Tunnel de la honte : quand ltélé algérienne creuse jusqu’au fond du ridicule

Bouchaib El Bazi

C’est un scoop comme seule la télévision algérienne peut en offrir : un tunnel secret, digne d’un scénario hollywoodien, aurait été creusé par le redoutable “Makhzen” pour inonder l’Algérie de kif, déstabiliser la patrie et, qui sait, renverser l’ordre mondial depuis Bab El Assa, wilaya de Tlemcen. Rien que ça. Le tout, bien entendu, prouvé par des images irréfutables, tournées par des reporters intrépides… espagnols.

Oui, car derrière l’épopée souterraine vantée par Canal Algérie, il ne s’agit ni plus ni moins que de la récupération (et falsification) d’un reportage diffusé en Espagne en février 2025. On y voit un agent de la Guardia Civil, combinaison estampillée dans le dos, s’aventurer dans un tunnel reliant Sebta au Maroc, soupçonné d’avoir servi à un trafic transfrontalier. Un tunnel, donc, qui n’a jamais eu l’audace géographique de s’étendre jusqu’à Tlemcen, sauf dans les studios algériens, où la carte du monde semble avoir été redessinée par un stagiaire en pleine crise de panique.

Mais à Canal Algérie, on ne s’embarrasse pas de détails. L’image, c’est l’image.
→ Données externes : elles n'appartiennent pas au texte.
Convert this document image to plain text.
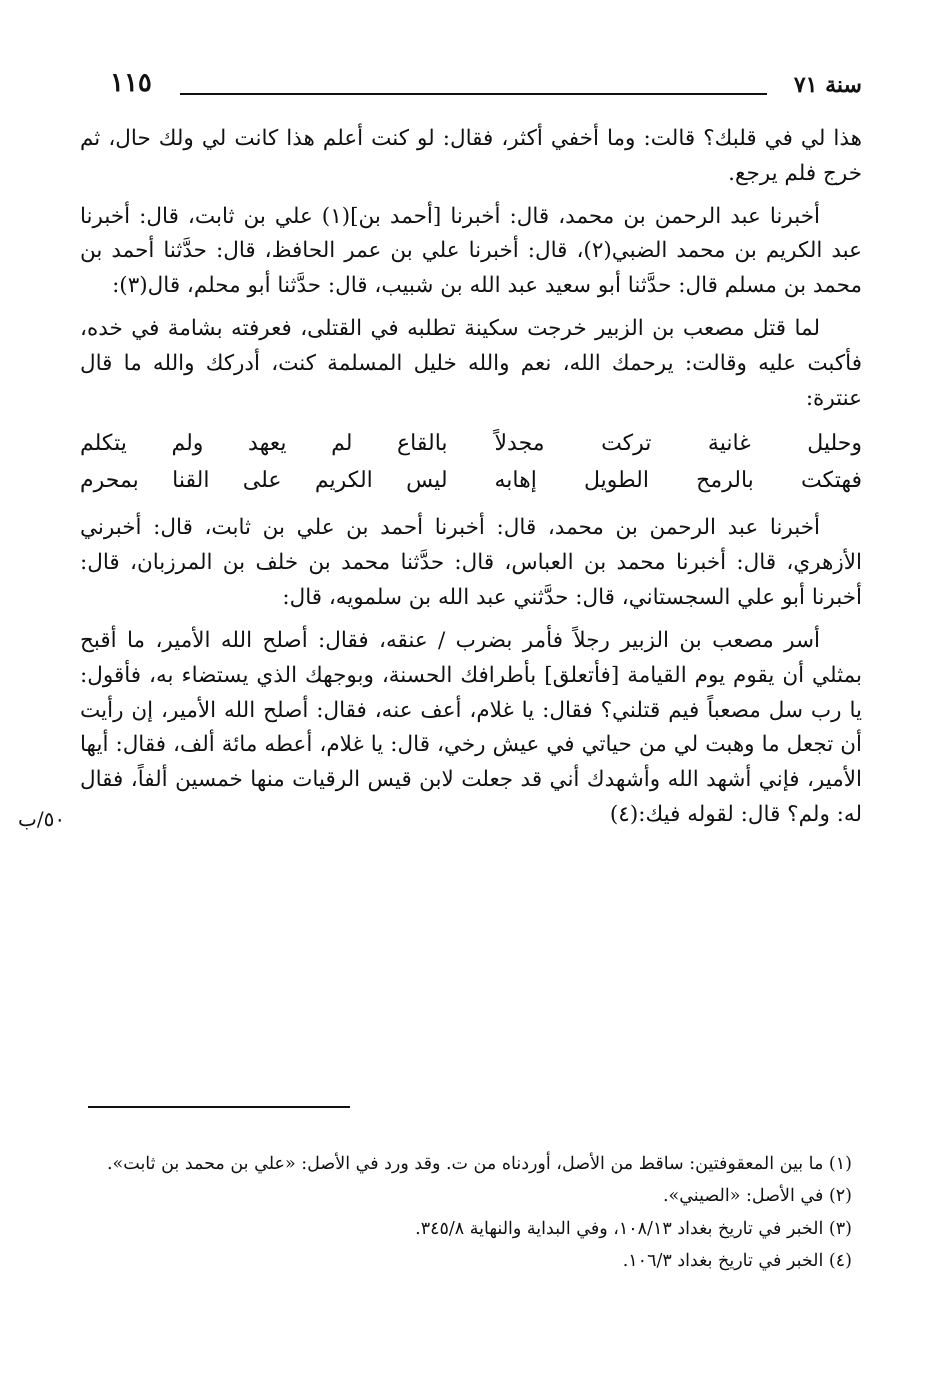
سنة ٧١
١١٥

هذا لي في قلبك؟ قالت: وما أخفي أكثر، فقال: لو كنت أعلم هذا كانت لي ولك حال، ثم خرج فلم يرجع.

أخبرنا عبد الرحمن بن محمد، قال: أخبرنا [أحمد بن](١) علي بن ثابت، قال: أخبرنا عبد الكريم بن محمد الضبي(٢)، قال: أخبرنا علي بن عمر الحافظ، قال: حدَّثنا أحمد بن محمد بن مسلم قال: حدَّثنا أبو سعيد عبد الله بن شبيب، قال: حدَّثنا أبو محلم، قال(٣):

لما قتل مصعب بن الزبير خرجت سكينة تطلبه في القتلى، فعرفته بشامة في خده، فأكبت عليه وقالت: يرحمك الله، نعم والله خليل المسلمة كنت، أدركك والله ما قال عنترة:

وحليل غانية تركت مجدلاً
بالقاع لم يعهد ولم يتكلم
فهتكت بالرمح الطويل إهابه
ليس الكريم على القنا بمحرم

أخبرنا عبد الرحمن بن محمد، قال: أخبرنا أحمد بن علي بن ثابت، قال: أخبرني الأزهري، قال: أخبرنا محمد بن العباس، قال: حدَّثنا محمد بن خلف بن المرزبان، قال: أخبرنا أبو علي السجستاني، قال: حدَّثني عبد الله بن سلمويه، قال:

أسر مصعب بن الزبير رجلاً فأمر بضرب / عنقه، فقال: أصلح الله الأمير، ما أقبح بمثلي أن يقوم يوم القيامة [فأتعلق] بأطرافك الحسنة، وبوجهك الذي يستضاء به، فأقول: يا رب سل مصعباً فيم قتلني؟ فقال: يا غلام، أعف عنه، فقال: أصلح الله الأمير، إن رأيت أن تجعل ما وهبت لي من حياتي في عيش رخي، قال: يا غلام، أعطه مائة ألف، فقال: أيها الأمير، فإني أشهد الله وأشهدك أني قد جعلت لابن قيس الرقيات منها خمسين ألفاً، فقال له: ولم؟ قال: لقوله فيك:(٤)

٥٠/ب
(١) ما بين المعقوفتين: ساقط من الأصل، أوردناه من ت. وقد ورد في الأصل: «علي بن محمد بن ثابت».
(٢) في الأصل: «الصيني».
(٣) الخبر في تاريخ بغداد ١٠٨/١٣، وفي البداية والنهاية ٣٤٥/٨.
(٤) الخبر في تاريخ بغداد ١٠٦/٣.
Et tant pis si la réalité fait tache : quelques montages vidéo, une voix off grave parlant de “trafic massif”, un soupçon de “complot marocain”, et le tour est joué. On parle ici d’un tunnel “hautement sophistiqué”, avec “une planification avancée pour contourner les radars algériens” — comme si la contrebande se faisait désormais en suivant les normes ISO.

Le plus savoureux ? La chaîne cite sans ciller ses “sources bien informées” (probablement un ancien concierge de la gendarmerie ou l’inventeur du tunnel lui-même), tout en s’inspirant ouvertement d’un tunnel espagnol identifié, localisé, filmé, et publié… deux mois plus tôt dans El País.
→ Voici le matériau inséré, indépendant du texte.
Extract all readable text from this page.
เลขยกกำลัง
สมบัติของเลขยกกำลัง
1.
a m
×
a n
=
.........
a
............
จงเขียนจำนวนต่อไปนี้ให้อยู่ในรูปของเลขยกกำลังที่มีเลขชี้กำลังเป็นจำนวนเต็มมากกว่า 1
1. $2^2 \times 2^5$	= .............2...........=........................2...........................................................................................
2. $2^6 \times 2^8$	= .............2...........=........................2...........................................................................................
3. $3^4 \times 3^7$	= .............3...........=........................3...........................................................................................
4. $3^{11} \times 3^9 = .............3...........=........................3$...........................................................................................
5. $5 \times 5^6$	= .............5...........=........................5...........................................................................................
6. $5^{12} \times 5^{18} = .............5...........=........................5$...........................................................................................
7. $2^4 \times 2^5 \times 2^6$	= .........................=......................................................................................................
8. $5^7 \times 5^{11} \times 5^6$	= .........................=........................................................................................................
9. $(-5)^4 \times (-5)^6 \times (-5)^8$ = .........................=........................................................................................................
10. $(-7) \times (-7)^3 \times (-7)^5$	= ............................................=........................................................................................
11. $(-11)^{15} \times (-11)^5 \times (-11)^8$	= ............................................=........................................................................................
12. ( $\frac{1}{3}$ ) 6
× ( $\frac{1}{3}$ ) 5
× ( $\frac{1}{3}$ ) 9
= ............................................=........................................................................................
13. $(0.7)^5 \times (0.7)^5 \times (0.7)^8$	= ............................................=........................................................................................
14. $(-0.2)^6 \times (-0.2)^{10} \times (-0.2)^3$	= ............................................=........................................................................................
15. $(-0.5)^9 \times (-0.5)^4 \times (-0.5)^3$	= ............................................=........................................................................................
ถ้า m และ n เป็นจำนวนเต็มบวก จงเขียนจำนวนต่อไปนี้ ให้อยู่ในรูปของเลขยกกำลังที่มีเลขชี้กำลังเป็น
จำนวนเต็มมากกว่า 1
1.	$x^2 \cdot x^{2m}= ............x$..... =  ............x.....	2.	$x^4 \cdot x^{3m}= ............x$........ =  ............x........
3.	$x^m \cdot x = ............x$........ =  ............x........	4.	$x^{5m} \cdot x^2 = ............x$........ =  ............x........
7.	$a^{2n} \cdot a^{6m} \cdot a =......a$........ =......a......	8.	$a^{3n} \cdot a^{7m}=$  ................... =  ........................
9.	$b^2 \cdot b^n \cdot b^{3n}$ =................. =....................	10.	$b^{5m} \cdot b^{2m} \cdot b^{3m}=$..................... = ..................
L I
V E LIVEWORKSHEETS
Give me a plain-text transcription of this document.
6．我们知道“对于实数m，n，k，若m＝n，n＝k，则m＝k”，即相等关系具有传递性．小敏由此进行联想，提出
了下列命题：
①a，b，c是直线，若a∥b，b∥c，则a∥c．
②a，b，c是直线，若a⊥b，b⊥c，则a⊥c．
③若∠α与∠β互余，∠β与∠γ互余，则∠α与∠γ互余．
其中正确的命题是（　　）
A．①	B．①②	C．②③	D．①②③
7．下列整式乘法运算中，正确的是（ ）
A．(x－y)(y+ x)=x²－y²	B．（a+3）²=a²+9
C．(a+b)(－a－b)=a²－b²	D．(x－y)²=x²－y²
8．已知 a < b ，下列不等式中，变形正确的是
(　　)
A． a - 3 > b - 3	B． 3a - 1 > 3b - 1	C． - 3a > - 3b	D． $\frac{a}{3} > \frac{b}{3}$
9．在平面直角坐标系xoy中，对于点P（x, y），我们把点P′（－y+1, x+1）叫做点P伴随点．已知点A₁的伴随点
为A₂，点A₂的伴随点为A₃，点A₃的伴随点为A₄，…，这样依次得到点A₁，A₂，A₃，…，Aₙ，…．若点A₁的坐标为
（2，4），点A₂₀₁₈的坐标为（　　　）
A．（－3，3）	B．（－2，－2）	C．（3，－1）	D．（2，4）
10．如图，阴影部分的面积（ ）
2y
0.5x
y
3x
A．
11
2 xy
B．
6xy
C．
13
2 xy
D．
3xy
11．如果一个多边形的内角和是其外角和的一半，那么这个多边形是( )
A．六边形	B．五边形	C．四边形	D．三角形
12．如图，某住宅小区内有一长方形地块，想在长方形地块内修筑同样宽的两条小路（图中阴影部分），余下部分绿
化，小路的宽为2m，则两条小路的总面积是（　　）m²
Mais à force de vouloir faire peur, c’est surtout le ridicule qui finit par prendre le dessus. Cette affaire n’est pas seulement grotesque, elle est symptomatique d’un régime à court d’imagination et en panne de crédibilité. Quand l’argument politique s’effondre, on creuse. Littéralement.

À ce rythme, il ne manque plus qu’un épisode spécial où Canal Algérie nous révèle que le Makhzen a planté un ascenseur invisible entre Rabat et El Mouradia pour espionner les réunions du gouvernement. Avec un peu de chance, on trouvera encore une vidéo espagnole pour illustrer le propos.
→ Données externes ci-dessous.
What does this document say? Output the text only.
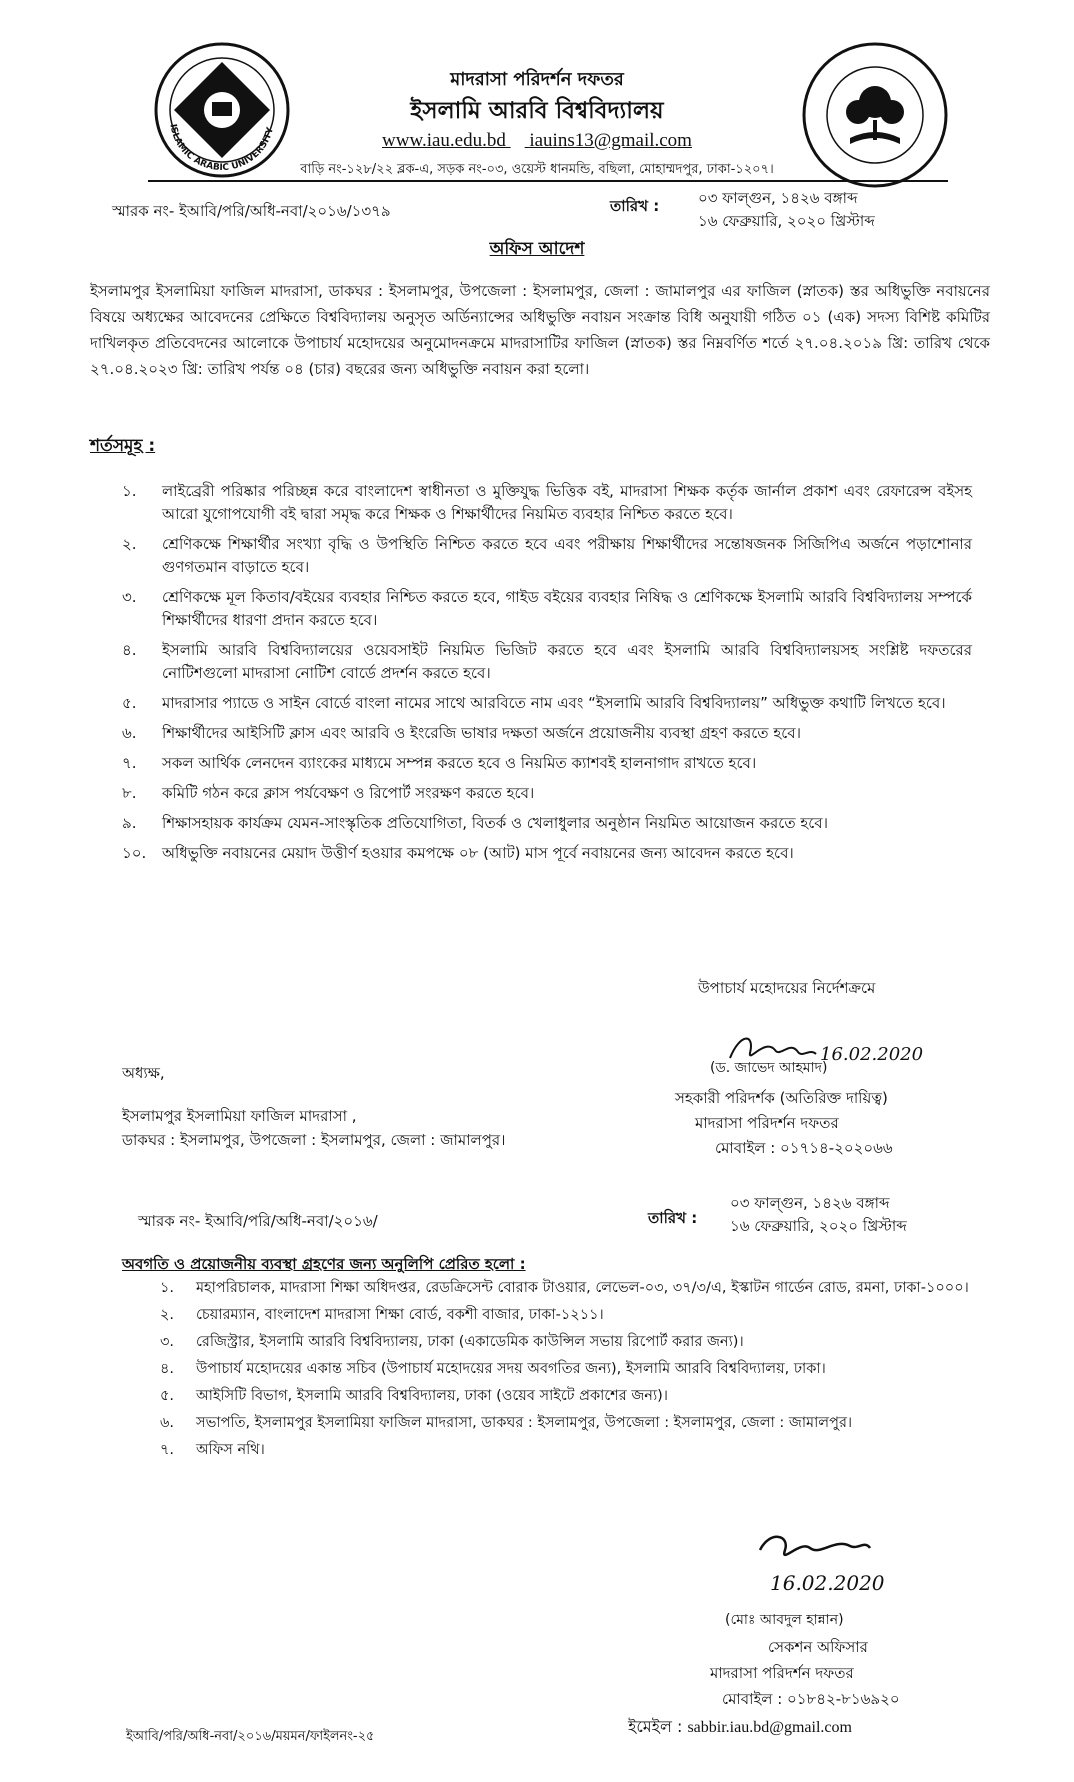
ISLAMIC ARABIC UNIVERSITY
মাদরাসা পরিদর্শন দফতর
ইসলামি আরবি বিশ্ববিদ্যালয়
www.iau.edu.bd iauins13@gmail.com
বাড়ি নং-১২৮/২২ ব্লক-এ, সড়ক নং-০৩, ওয়েস্ট ধানমন্ডি, বছিলা, মোহাম্মদপুর, ঢাকা-১২০৭।
স্মারক নং- ইআবি/পরি/অধি-নবা/২০১৬/১৩৭৯	তারিখ :	০৩ ফাল্গুন, ১৪২৬ বঙ্গাব্দ
১৬ ফেব্রুয়ারি, ২০২০ খ্রিস্টাব্দ
অফিস আদেশ
ইসলামপুর ইসলামিয়া ফাজিল মাদরাসা, ডাকঘর : ইসলামপুর, উপজেলা : ইসলামপুর, জেলা : জামালপুর এর ফাজিল (স্নাতক) স্তর অধিভুক্তি নবায়নের বিষয়ে অধ্যক্ষের আবেদনের প্রেক্ষিতে বিশ্ববিদ্যালয় অনুসৃত অর্ডিন্যান্সের অধিভুক্তি নবায়ন সংক্রান্ত বিধি অনুযায়ী গঠিত ০১ (এক) সদস্য বিশিষ্ট কমিটির দাখিলকৃত প্রতিবেদনের আলোকে উপাচার্য মহোদয়ের অনুমোদনক্রমে মাদরাসাটির ফাজিল (স্নাতক) স্তর নিম্নবর্ণিত শর্তে ২৭.০৪.২০১৯ খ্রি: তারিখ থেকে ২৭.০৪.২০২৩ খ্রি: তারিখ পর্যন্ত ০৪ (চার) বছরের জন্য অধিভুক্তি নবায়ন করা হলো।
শর্তসমূহ :
১.	লাইব্রেরী পরিষ্কার পরিচ্ছন্ন করে বাংলাদেশ স্বাধীনতা ও মুক্তিযুদ্ধ ভিত্তিক বই, মাদরাসা শিক্ষক কর্তৃক জার্নাল প্রকাশ এবং রেফারেন্স বইসহ আরো যুগোপযোগী বই দ্বারা সমৃদ্ধ করে শিক্ষক ও শিক্ষার্থীদের নিয়মিত ব্যবহার নিশ্চিত করতে হবে।
২.	শ্রেণিকক্ষে শিক্ষার্থীর সংখ্যা বৃদ্ধি ও উপস্থিতি নিশ্চিত করতে হবে এবং পরীক্ষায় শিক্ষার্থীদের সন্তোষজনক সিজিপিএ অর্জনে পড়াশোনার গুণগতমান বাড়াতে হবে।
৩.	শ্রেণিকক্ষে মূল কিতাব/বইয়ের ব্যবহার নিশ্চিত করতে হবে, গাইড বইয়ের ব্যবহার নিষিদ্ধ ও শ্রেণিকক্ষে ইসলামি আরবি বিশ্ববিদ্যালয় সম্পর্কে শিক্ষার্থীদের ধারণা প্রদান করতে হবে।
৪.	ইসলামি আরবি বিশ্ববিদ্যালয়ের ওয়েবসাইট নিয়মিত ভিজিট করতে হবে এবং ইসলামি আরবি বিশ্ববিদ্যালয়সহ সংশ্লিষ্ট দফতরের নোটিশগুলো মাদরাসা নোটিশ বোর্ডে প্রদর্শন করতে হবে।
৫.	মাদরাসার প্যাডে ও সাইন বোর্ডে বাংলা নামের সাথে আরবিতে নাম এবং “ইসলামি আরবি বিশ্ববিদ্যালয়” অধিভুক্ত কথাটি লিখতে হবে।
৬.	শিক্ষার্থীদের আইসিটি ক্লাস এবং আরবি ও ইংরেজি ভাষার দক্ষতা অর্জনে প্রয়োজনীয় ব্যবস্থা গ্রহণ করতে হবে।
৭.	সকল আর্থিক লেনদেন ব্যাংকের মাধ্যমে সম্পন্ন করতে হবে ও নিয়মিত ক্যাশবই হালনাগাদ রাখতে হবে।
৮.	কমিটি গঠন করে ক্লাস পর্যবেক্ষণ ও রিপোর্ট সংরক্ষণ করতে হবে।
৯.	শিক্ষাসহায়ক কার্যক্রম যেমন-সাংস্কৃতিক প্রতিযোগিতা, বিতর্ক ও খেলাধুলার অনুষ্ঠান নিয়মিত আয়োজন করতে হবে।
১০.	অধিভুক্তি নবায়নের মেয়াদ উত্তীর্ণ হওয়ার কমপক্ষে ০৮ (আট) মাস পূর্বে নবায়নের জন্য আবেদন করতে হবে।
উপাচার্য মহোদয়ের নির্দেশক্রমে
16.02.2020
(ড. জাভেদ আহমাদ)
সহকারী পরিদর্শক (অতিরিক্ত দায়িত্ব)
মাদরাসা পরিদর্শন দফতর
মোবাইল : ০১৭১৪-২০২০৬৬
অধ্যক্ষ,
ইসলামপুর ইসলামিয়া ফাজিল মাদরাসা ,
ডাকঘর : ইসলামপুর, উপজেলা : ইসলামপুর, জেলা : জামালপুর।
স্মারক নং- ইআবি/পরি/অধি-নবা/২০১৬/	তারিখ :
০৩ ফাল্গুন, ১৪২৬ বঙ্গাব্দ
১৬ ফেব্রুয়ারি, ২০২০ খ্রিস্টাব্দ
অবগতি ও প্রয়োজনীয় ব্যবস্থা গ্রহণের জন্য অনুলিপি প্রেরিত হলো :
১.	মহাপরিচালক, মাদরাসা শিক্ষা অধিদপ্তর, রেডক্রিসেন্ট বোরাক টাওয়ার, লেভেল-০৩, ৩৭/৩/এ, ইস্কাটন গার্ডেন রোড, রমনা, ঢাকা-১০০০।
২.	চেয়ারম্যান, বাংলাদেশ মাদরাসা শিক্ষা বোর্ড, বকশী বাজার, ঢাকা-১২১১।
৩.	রেজিস্ট্রার, ইসলামি আরবি বিশ্ববিদ্যালয়, ঢাকা (একাডেমিক কাউন্সিল সভায় রিপোর্ট করার জন্য)।
৪.	উপাচার্য মহোদয়ের একান্ত সচিব (উপাচার্য মহোদয়ের সদয় অবগতির জন্য), ইসলামি আরবি বিশ্ববিদ্যালয়, ঢাকা।
৫.	আইসিটি বিভাগ, ইসলামি আরবি বিশ্ববিদ্যালয়, ঢাকা (ওয়েব সাইটে প্রকাশের জন্য)।
৬.	সভাপতি, ইসলামপুর ইসলামিয়া ফাজিল মাদরাসা, ডাকঘর : ইসলামপুর, উপজেলা : ইসলামপুর, জেলা : জামালপুর।
৭.	অফিস নথি।
16.02.2020
(মোঃ আবদুল হান্নান)
সেকশন অফিসার
মাদরাসা পরিদর্শন দফতর
মোবাইল : ০১৮৪২-৮১৬৯২০
ইমেইল : sabbir.iau.bd@gmail.com
ইআবি/পরি/অধি-নবা/২০১৬/ময়মন/ফাইলনং-২৫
Dans un pays où les médias publics ont été réduits à de simples porte-voix d’un pouvoir aux abois, l’éthique journalistique a laissé place à la fiction d’État. Le vrai scoop, c’est qu’à force de vouloir décrédibiliser le Maroc, ce sont les institutions algériennes elles-mêmes qui se couvrent de honte.

Il faut bien le reconnaître : Abdelmadjid Tebboune et sa télévision nationale forment un duo comique involontaire. L’un ment sans trembler, l’autre illustre avec des archives volées. À ce stade, ce n’est plus de l’information, c’est du théâtre de boulevard. Et encore, Molière aurait refusé ce scénario pour excès d’absurdité.

Mais rassurons-nous : tant qu’il y aura des tunnels imaginaires, il y aura toujours de quoi combler le vide abyssal de la propagande.